Hindus and Sikhs scattering their ashes on the river of Britain is not a new phenomena, the practicalities for many of taking a loved ones ashes back to the Ganges can prove too great. So many have adopted local rivers where the ashes can be scattered on the flowing water. The more popular spots tend to be based near the larger Hindu and Sikh populations, in fact the river Soar in Leicestershire has been popular for some time. However, what I was not aware of until recently is that the river had been blessed by a Hindu priest  who anointed it with water from the holy Ganges river.

Shastriji Prakashbhai Pandya, a Hindu priest who officiates at such ceremonies, claimed that the Soar was an acceptable alternative. “When I close my eyes, this could be the Ganges,” he said. Well I a not sure my imagination is quite that good, here the ashes are scattered at a tranquil spot where the River Soar meets the River Wreake, which is likely be fairly contrasting to the scared city of Varanasi with is heat, tumult and the smouldering of pyres.

However, Mr Pandya, who previously presided at Ganges ceremonies before coming to coming to the UK went onto say “Often it is difficult for people to go to India to scatter the ashes,” he said. “It is expensive, and older family members may not be able to travel. That is one reason why people are coming here.”

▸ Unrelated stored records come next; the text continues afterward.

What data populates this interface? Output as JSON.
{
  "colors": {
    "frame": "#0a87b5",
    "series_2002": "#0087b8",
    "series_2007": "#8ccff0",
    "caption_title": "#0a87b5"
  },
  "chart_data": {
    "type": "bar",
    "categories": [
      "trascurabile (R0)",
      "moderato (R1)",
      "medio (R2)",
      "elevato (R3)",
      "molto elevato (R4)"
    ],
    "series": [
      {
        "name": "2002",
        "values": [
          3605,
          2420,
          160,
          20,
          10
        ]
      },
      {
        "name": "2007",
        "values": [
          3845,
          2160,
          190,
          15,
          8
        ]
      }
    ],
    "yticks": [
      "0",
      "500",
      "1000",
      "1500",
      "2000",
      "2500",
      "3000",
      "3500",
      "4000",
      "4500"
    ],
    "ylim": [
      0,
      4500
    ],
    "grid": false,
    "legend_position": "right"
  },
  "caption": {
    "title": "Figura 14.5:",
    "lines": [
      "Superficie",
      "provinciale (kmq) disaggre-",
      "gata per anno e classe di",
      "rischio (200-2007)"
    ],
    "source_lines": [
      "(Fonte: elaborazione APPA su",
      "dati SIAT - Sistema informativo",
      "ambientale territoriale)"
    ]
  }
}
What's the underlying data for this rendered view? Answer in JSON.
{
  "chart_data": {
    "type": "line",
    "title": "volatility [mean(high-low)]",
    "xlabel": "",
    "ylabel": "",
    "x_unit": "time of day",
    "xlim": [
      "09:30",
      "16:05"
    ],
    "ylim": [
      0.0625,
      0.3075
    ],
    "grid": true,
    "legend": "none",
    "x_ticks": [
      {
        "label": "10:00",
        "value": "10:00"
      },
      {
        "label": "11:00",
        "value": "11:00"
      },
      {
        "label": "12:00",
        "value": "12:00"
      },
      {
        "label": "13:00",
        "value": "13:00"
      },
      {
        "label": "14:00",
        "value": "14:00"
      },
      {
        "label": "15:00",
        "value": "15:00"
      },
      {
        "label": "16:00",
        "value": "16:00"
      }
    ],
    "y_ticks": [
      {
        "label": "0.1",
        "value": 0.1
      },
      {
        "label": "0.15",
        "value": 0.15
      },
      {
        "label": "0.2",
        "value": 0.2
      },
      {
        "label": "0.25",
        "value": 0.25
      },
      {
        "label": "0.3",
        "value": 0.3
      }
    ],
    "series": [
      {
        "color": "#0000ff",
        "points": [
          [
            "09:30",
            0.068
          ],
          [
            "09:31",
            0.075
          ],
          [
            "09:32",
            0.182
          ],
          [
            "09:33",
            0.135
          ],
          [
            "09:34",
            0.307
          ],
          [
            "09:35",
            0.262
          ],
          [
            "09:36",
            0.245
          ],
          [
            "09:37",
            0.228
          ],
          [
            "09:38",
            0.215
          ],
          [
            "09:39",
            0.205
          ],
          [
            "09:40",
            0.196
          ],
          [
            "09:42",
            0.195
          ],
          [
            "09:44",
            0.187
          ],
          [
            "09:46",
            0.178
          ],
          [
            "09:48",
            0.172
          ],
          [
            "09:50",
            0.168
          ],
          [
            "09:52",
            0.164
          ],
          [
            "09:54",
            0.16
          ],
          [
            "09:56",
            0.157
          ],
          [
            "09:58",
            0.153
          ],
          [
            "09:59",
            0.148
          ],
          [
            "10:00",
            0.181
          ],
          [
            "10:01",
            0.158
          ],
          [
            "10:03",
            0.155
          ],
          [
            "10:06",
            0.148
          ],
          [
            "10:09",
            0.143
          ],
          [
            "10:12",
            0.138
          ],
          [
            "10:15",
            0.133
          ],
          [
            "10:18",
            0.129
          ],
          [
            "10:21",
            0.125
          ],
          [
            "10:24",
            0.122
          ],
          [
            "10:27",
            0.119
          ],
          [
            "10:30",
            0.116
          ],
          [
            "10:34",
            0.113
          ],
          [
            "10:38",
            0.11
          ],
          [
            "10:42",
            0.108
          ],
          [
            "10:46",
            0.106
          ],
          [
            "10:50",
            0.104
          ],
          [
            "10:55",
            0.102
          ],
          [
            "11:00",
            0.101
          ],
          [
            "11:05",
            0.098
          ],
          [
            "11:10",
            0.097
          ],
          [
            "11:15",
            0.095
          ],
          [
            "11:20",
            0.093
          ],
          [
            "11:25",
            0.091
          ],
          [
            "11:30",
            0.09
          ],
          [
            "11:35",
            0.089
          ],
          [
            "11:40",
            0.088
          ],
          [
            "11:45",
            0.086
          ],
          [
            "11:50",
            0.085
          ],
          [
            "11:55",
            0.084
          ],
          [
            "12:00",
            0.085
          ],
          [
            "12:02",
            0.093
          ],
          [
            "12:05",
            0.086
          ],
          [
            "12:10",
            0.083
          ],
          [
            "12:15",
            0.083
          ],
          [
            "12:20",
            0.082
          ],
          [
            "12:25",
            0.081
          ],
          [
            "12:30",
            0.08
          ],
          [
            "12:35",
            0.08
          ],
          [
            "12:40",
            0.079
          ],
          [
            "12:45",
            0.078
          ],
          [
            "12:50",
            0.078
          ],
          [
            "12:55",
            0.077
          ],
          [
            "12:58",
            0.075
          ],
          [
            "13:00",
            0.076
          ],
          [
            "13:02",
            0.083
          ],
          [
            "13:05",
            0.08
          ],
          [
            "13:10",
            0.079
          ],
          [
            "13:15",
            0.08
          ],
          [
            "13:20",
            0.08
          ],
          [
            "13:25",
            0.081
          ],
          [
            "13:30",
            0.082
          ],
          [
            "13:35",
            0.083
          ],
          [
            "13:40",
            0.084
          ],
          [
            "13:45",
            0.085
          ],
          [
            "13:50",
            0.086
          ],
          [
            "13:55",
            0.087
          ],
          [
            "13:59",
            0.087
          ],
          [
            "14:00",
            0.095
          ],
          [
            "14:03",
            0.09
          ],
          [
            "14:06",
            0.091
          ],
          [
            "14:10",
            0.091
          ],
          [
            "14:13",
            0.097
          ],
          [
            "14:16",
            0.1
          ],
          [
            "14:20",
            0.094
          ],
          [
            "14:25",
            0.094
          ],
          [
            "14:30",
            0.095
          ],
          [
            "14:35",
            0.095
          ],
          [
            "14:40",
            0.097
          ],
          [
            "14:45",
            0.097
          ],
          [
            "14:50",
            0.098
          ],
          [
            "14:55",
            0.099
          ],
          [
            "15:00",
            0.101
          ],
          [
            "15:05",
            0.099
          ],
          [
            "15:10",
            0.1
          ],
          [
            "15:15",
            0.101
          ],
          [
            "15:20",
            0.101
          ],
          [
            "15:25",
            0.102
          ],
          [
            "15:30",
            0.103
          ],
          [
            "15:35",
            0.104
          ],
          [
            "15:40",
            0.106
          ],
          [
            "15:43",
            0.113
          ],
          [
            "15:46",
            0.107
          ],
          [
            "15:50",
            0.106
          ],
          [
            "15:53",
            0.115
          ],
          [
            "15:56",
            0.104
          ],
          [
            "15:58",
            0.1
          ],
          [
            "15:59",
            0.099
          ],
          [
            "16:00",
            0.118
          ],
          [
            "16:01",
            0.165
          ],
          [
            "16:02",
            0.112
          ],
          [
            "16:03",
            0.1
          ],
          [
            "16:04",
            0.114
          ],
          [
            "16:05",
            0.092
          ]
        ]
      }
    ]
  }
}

“The second reason is, the Soar is greener than the Ganges, and the scenery is better. Unlike the Ganges it is quiet here, and the water is clean and clear. Instead of people living along on the riverbanks, there are ducks.”

Families can hire a boat to take them down river to hold a ceremony. And scatter the ashes, along with flowers, powder, tulsi grass and holy leaves.

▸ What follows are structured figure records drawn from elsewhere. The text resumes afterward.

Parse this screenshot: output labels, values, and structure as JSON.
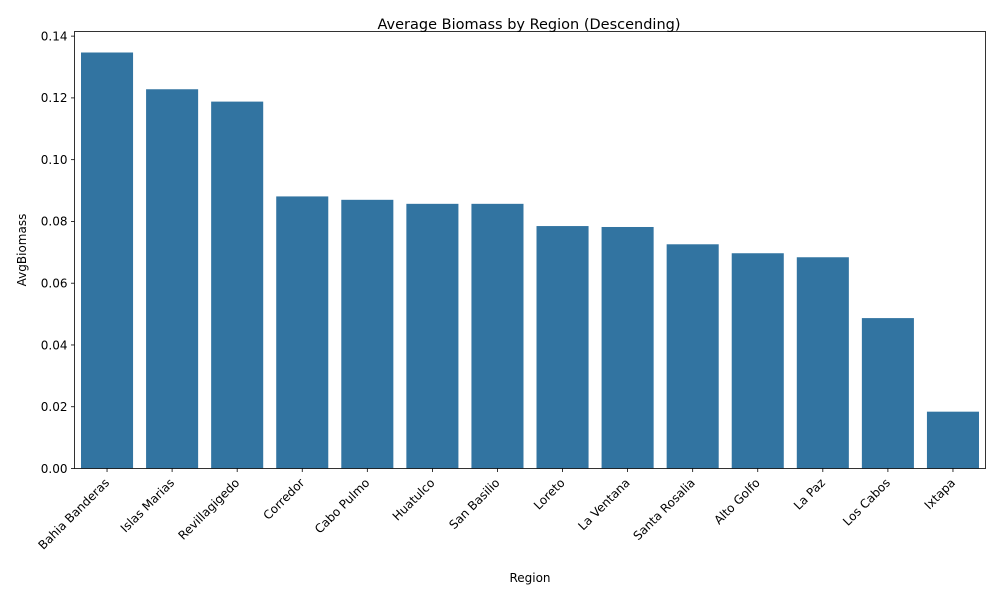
{
  "chart_data": {
    "type": "bar",
    "title": "Average Biomass by Region (Descending)",
    "xlabel": "Region",
    "ylabel": "AvgBiomass",
    "categories": [
      "Bahia Banderas",
      "Islas Marias",
      "Revillagigedo",
      "Corredor",
      "Cabo Pulmo",
      "Huatulco",
      "San Basilio",
      "Loreto",
      "La Ventana",
      "Santa Rosalia",
      "Alto Golfo",
      "La Paz",
      "Los Cabos",
      "Ixtapa"
    ],
    "values": [
      0.1347,
      0.1228,
      0.1188,
      0.0881,
      0.087,
      0.0857,
      0.0857,
      0.0785,
      0.0782,
      0.0726,
      0.0697,
      0.0684,
      0.0487,
      0.0184
    ],
    "ylim": [
      0,
      0.1415
    ],
    "yticks": [
      0.0,
      0.02,
      0.04,
      0.06,
      0.08,
      0.1,
      0.12,
      0.14
    ],
    "ytick_labels": [
      "0.00",
      "0.02",
      "0.04",
      "0.06",
      "0.08",
      "0.10",
      "0.12",
      "0.14"
    ],
    "bar_color": "#3274a1",
    "grid": false,
    "legend": "none"
  }
}
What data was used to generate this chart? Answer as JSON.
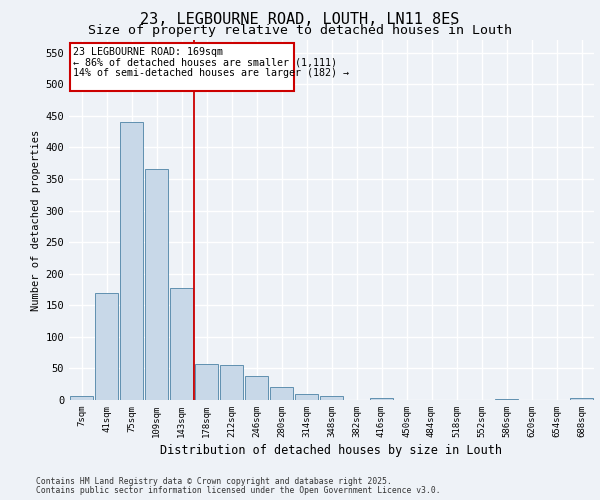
{
  "title_line1": "23, LEGBOURNE ROAD, LOUTH, LN11 8ES",
  "title_line2": "Size of property relative to detached houses in Louth",
  "xlabel": "Distribution of detached houses by size in Louth",
  "ylabel": "Number of detached properties",
  "categories": [
    "7sqm",
    "41sqm",
    "75sqm",
    "109sqm",
    "143sqm",
    "178sqm",
    "212sqm",
    "246sqm",
    "280sqm",
    "314sqm",
    "348sqm",
    "382sqm",
    "416sqm",
    "450sqm",
    "484sqm",
    "518sqm",
    "552sqm",
    "586sqm",
    "620sqm",
    "654sqm",
    "688sqm"
  ],
  "values": [
    7,
    170,
    440,
    365,
    178,
    57,
    55,
    38,
    20,
    10,
    6,
    0,
    3,
    0,
    0,
    0,
    0,
    2,
    0,
    0,
    3
  ],
  "bar_color": "#c8d8e8",
  "bar_edge_color": "#6090b0",
  "ylim": [
    0,
    570
  ],
  "yticks": [
    0,
    50,
    100,
    150,
    200,
    250,
    300,
    350,
    400,
    450,
    500,
    550
  ],
  "background_color": "#eef2f7",
  "plot_background": "#eef2f7",
  "grid_color": "#ffffff",
  "footer_line1": "Contains HM Land Registry data © Crown copyright and database right 2025.",
  "footer_line2": "Contains public sector information licensed under the Open Government Licence v3.0.",
  "red_line_color": "#cc0000",
  "ann_line1": "23 LEGBOURNE ROAD: 169sqm",
  "ann_line2": "← 86% of detached houses are smaller (1,111)",
  "ann_line3": "14% of semi-detached houses are larger (182) →",
  "annotation_fontsize": 7.2,
  "title_fontsize1": 11,
  "title_fontsize2": 9.5,
  "vline_x": 4.5
}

As for the Great British weather, well that is not a problem if it starts raining immediately after the ceremony, that means good luck…

As to why water from the Ganges was needed to anoint the river Soar was anointed well – it is because the Ganges is a goddess who will carry the ashes to the sea, symbolising the passage from one life to the next and if the Ganges (or in this case a credible substitute) is used their next life will be better, so the Soar now becomes a surrogate.

The River Soar is one of a number UK destination for Hindu and Sikh ashes. Other popular choices are the Thames, the Severn and the Mersey.

For more information on how to book the boat service go to River Soar Boat Hire.

This post was based on an article by Karyn Miller first published in The Telegraph in Oct 2004

2 thoughts on “Hindu and Sikh scatter their ashes on the blessed river Soar

  1. Reply
    Richard - 4th March 2012

    They do go somewhere. The River Soar continues the line of the Grand Union Canal northward from Leicester to the River Trent. Which then comes out at the Trent Falls – the confluence of the River Ouse and the Trent which helps form the Humber Estuary in Yorkshire. I hope this helps.

  2. Reply
    R j mathwani - 29th February 2012

    How can site be holy if it doesnt travel to the sea? The ashes are therefore going nowhere.